Visual representation of each decision an examiner makes in the process of performing an identification task. Based on IRT, which attempts to explain the connections between the properties of a test item –– a piece of fingerprint evidence –– and an individual’s –– a fingerprint examiner’s –– performance in response to that item.

Cultural Consensus Theory (CCT)

A method that facilitates the discovery and description of consensus among a group of people with shared beliefs. For this study, CCT helps identify the common knowledge and beliefs among fingerprint examiners –– things that examiners may take for granted but that laypeople would not necessarily know.

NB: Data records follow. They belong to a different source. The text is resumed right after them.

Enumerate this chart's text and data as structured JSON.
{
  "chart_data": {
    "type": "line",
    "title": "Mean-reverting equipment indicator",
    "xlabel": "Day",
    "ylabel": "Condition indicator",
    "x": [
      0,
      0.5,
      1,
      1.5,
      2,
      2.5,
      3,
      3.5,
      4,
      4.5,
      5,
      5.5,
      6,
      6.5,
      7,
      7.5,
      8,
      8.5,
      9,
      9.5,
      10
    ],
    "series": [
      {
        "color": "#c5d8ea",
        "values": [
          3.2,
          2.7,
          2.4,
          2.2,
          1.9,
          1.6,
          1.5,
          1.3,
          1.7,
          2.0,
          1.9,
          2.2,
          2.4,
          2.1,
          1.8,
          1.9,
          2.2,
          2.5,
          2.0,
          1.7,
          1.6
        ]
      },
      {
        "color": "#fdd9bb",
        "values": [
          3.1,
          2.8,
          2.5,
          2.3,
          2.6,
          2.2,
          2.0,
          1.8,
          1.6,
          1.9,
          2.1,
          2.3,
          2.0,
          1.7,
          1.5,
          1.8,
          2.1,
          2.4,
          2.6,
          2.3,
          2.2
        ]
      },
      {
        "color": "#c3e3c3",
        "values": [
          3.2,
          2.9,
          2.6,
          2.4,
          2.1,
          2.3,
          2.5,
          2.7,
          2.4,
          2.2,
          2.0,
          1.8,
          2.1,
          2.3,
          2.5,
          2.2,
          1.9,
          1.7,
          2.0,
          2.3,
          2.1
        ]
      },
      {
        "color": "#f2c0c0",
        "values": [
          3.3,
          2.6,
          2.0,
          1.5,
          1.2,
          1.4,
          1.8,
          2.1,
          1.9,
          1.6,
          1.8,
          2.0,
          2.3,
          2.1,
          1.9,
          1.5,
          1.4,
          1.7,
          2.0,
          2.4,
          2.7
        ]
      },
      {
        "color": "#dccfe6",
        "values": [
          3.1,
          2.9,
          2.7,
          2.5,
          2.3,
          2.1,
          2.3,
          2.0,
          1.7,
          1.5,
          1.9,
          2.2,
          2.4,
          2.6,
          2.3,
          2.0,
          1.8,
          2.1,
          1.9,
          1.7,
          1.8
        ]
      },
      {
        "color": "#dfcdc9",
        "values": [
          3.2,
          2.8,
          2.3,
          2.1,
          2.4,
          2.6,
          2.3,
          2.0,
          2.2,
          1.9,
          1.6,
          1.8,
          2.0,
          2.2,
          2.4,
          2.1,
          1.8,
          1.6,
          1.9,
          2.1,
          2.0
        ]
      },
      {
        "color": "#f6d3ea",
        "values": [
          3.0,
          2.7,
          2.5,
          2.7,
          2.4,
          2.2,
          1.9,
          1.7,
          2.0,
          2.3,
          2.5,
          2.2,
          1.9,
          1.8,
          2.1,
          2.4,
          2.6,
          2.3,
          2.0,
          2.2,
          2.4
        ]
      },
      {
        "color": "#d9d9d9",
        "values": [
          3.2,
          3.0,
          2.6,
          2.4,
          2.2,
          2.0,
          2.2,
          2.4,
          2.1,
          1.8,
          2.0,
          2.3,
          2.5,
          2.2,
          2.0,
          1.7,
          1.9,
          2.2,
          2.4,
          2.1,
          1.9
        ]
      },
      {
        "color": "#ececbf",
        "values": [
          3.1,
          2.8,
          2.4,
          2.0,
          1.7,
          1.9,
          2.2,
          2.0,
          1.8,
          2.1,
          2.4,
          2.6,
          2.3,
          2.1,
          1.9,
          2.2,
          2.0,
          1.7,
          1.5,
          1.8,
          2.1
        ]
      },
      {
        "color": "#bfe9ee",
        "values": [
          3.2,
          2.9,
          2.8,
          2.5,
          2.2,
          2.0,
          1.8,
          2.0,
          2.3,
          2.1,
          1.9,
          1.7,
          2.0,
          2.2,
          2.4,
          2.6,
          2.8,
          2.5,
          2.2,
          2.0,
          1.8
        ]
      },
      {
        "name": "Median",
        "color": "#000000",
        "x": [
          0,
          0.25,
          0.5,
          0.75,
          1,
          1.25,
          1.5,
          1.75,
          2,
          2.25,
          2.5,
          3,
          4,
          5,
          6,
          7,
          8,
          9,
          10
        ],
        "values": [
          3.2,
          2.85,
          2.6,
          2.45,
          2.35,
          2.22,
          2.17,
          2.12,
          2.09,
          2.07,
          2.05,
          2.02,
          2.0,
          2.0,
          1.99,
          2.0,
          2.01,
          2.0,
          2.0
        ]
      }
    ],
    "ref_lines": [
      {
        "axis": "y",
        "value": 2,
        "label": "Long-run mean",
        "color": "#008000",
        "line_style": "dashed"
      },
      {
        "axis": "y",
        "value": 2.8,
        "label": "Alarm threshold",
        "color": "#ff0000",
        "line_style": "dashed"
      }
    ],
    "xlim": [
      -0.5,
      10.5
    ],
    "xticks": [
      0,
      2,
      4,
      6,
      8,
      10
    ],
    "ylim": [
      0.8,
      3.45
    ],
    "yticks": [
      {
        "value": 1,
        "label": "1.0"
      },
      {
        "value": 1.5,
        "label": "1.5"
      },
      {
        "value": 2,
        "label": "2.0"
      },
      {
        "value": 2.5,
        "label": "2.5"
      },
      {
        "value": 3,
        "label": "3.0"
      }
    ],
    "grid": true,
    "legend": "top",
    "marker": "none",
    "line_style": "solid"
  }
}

APPLYING IRTREES AND CCT TO FINGERPRINT ANALYSIS

1

Researchers segmented the data with the Rasch Model to separate a latent print’s difficulty level from an examiners’ proficiency. This allowed comparison to the existing method of studying error rates.

2

Then they constructed IRTrees to model a fingerprint examiner’s decision-making process when deciding whether a print is a positive match, negative match, inconclusive, or has no latent value. (See Figure 1)

3

Finally, the team used IRTrees and Cultural Consensus Theory to create “answer keys” –– a set of reasons and shared knowledge –– that provide insight into how a fingerprint examiner arrives at an “inconclusive” or “no value” decision. (See Figure 2)

Figure 1

Visual representation of latent print analysis

Figure 2

How examiners arrive at “inconclusive” or “no value” decisions

KEY TAKEAWAYS FOR PRACTITIONERS

1

Using IRT models provides substantial improvement over current examiner error rate studies. These include the ability to justifiably compare examiner proficiencies
even if they did not do the same identification tasks and that the influence of task difficulty can be seen in examiner proficiency estimates.

2

IRTrees give researchers the ability to accurately model the complex decision-making in fingerprint identification tasks –– it is much more than simply stating a print is a “match” or a “non-match.” This reveals the skill involved in fingerprint examination work.

3

Examiners tend to overrate the difficulty of middling-difficulty tasks, while underrating the difficulty of extremely easy or extremely difficult tasks.

FOCUS ON THE FUTURE

 

This analysis was somewhat limited by available data; for confidentiality and privacy considerations, the FBI Black Box Study does not provide the reference prints used nor the personal details of the examiners themselves. Future collaboration with experts, both in fingerprint analysis and human decision making, can provide more detailed data and thus improve the models.